Yes, it looks like he just forgot the 9. He commutes the e1 to the front, to have all the elements in a logical order.

3. Feb 7, 2009

### latentcorpse

thanks a lot. quick questions though.

(i)if you agree with me that $\alpha \in \Lambda^2(V^*),\beta \in \Lambda^1(V^*)$, then why don't we write them as $\alpha^2$ and $\beta^1$ since at the start of the definition we were considering an $\alpha^k \in \Lambda^k(V^*)$ etc?

(ii)If we are calling them $\alpha^k$ just because it's in that set, how do we distinguish it from being $\alpha \cdot ... \cdot \alpha$ k times?

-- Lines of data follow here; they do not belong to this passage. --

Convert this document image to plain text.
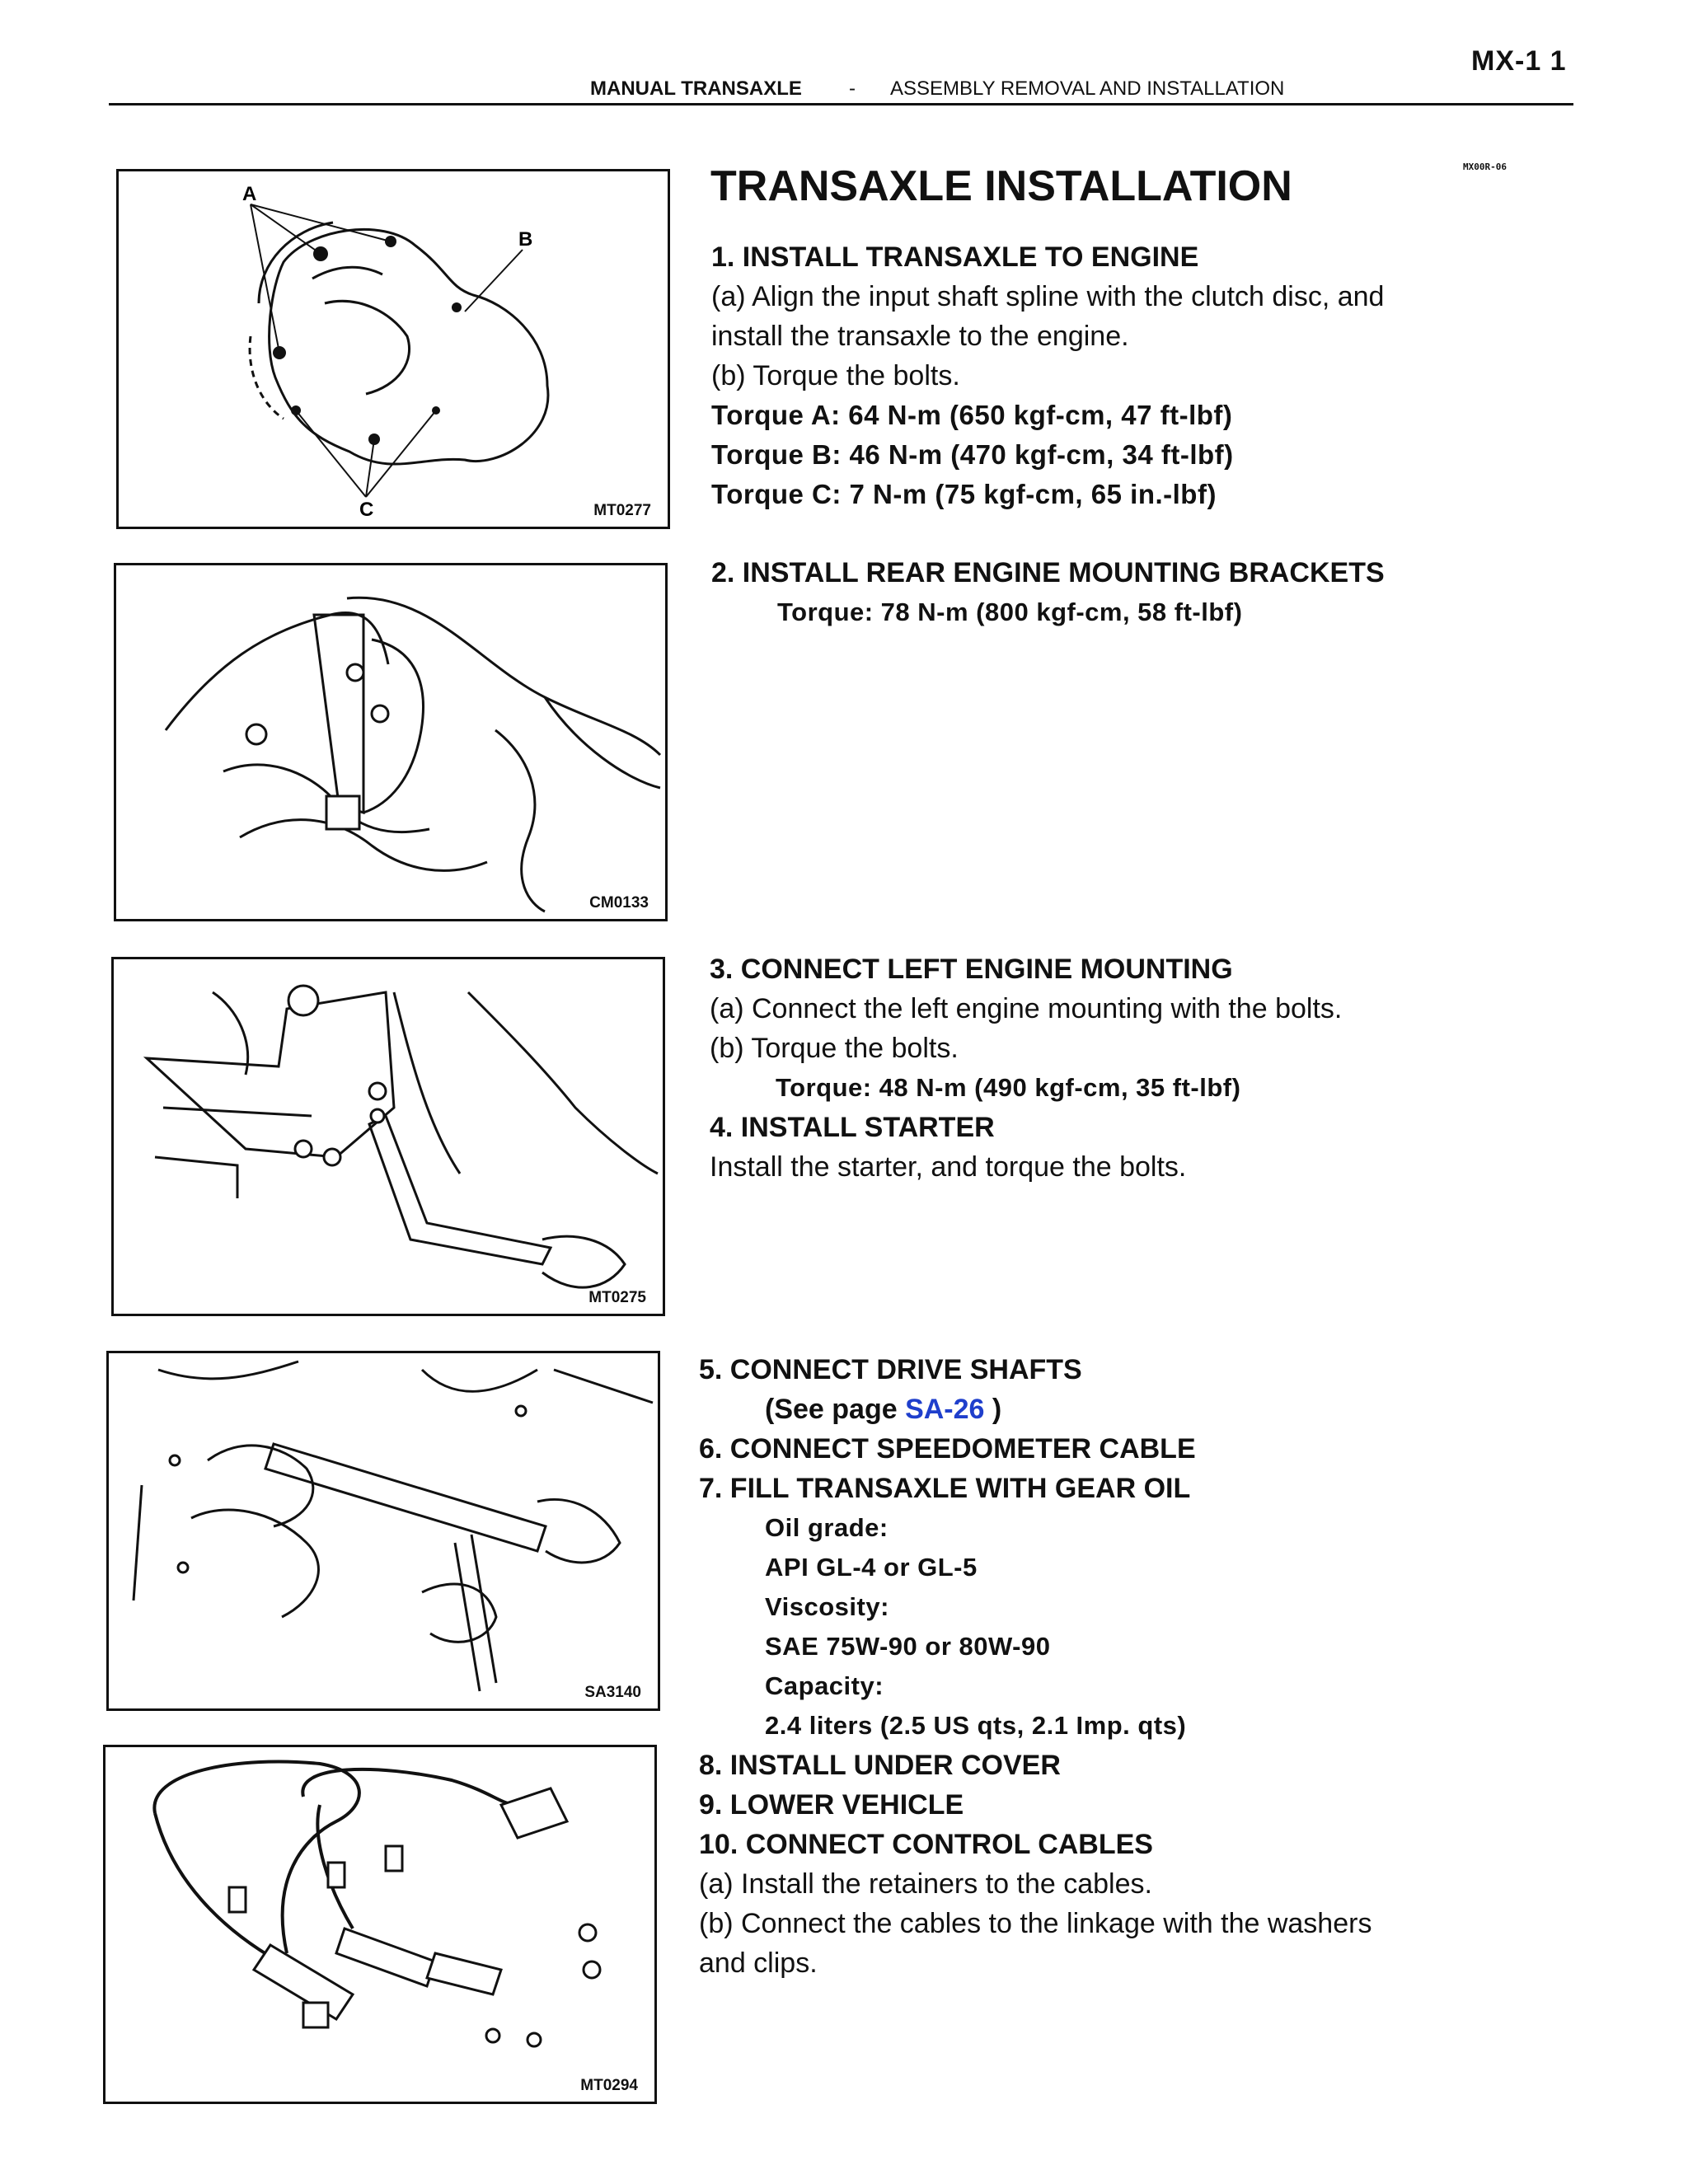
MX-1 1
MANUAL TRANSAXLE - ASSEMBLY REMOVAL AND INSTALLATION
MX00R-06
A
B
C	MT0277
TRANSAXLE INSTALLATION
1. INSTALL TRANSAXLE TO ENGINE
(a) Align the input shaft spline with the clutch disc, and
install the transaxle to the engine.
(b) Torque the bolts.
Torque A: 64 N-m (650 kgf-cm, 47 ft-lbf)
Torque B: 46 N-m (470 kgf-cm, 34 ft-lbf)
Torque C: 7 N-m (75 kgf-cm, 65 in.-lbf)
CM0133
2. INSTALL REAR ENGINE MOUNTING BRACKETS
Torque: 78 N-m (800 kgf-cm, 58 ft-lbf)
MT0275
3. CONNECT LEFT ENGINE MOUNTING
(a) Connect the left engine mounting with the bolts.
(b) Torque the bolts.
Torque: 48 N-m (490 kgf-cm, 35 ft-lbf)
4. INSTALL STARTER
Install the starter, and torque the bolts.
SA3140
MT0294
5. CONNECT DRIVE SHAFTS
(See page SA-26 )
6. CONNECT SPEEDOMETER CABLE
7. FILL TRANSAXLE WITH GEAR OIL
Oil grade:
API GL-4 or GL-5
Viscosity:
SAE 75W-90 or 80W-90
Capacity:
2.4 liters (2.5 US qts, 2.1 Imp. qts)
8. INSTALL UNDER COVER
9. LOWER VEHICLE
10. CONNECT CONTROL CABLES
(a) Install the retainers to the cables.
(b) Connect the cables to the linkage with the washers
and clips.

(iii) What is $\Lambda^{n}(V^*)$ - is it a set?

4. Feb 7, 2009

### slider142

I have a tiny bit of experience here as well, from a very basic study of exterior calculus in diffy geo. The only reason we used $\alpha^k$ in the previous scenario was to illustrate supercommutativity. It does not represent the wedge product of the same vector with itself k times. From the definition of the wedge product, $\alpha^k = \alpha\wedge\dots\wedge\alpha$ for any k > 1 is the 0 vector.

The nth exterior power of a vector space is the vector space of all n-vectors, rigorously, elements of Vk = $V\times\dots\times V$, quotiented by a subspace defined by the wedge product. That is to say, each vector in $\Lambda^{2}V$ is an ordered pair of vectors in V, quotiented by the subspace made up of vectors of the form {(u+v, w) - [(u,w) + (v,w)], (u, v+w) - [(u,v) + (u,w)], a(u, v) - (au, v), (u, bv) - b(u, v), (u, u)}. As an example, if you regard R (the set of real numbers) as a vector space, you can regard the vector space $\Lambda^{3}R$ as a certain quotient space of R3, albeit with a strange wedge product structure and having all vectors with any identical components identified with the 0 vector. However, this construction is more useful in the development of tensors and tensor calculus, where we do operations on many vectors per tensor.

Last edited: Feb 7, 2009
5. Feb 8, 2009

### latentcorpse

ok cheers. why is that vector space quotiented by that subspace though?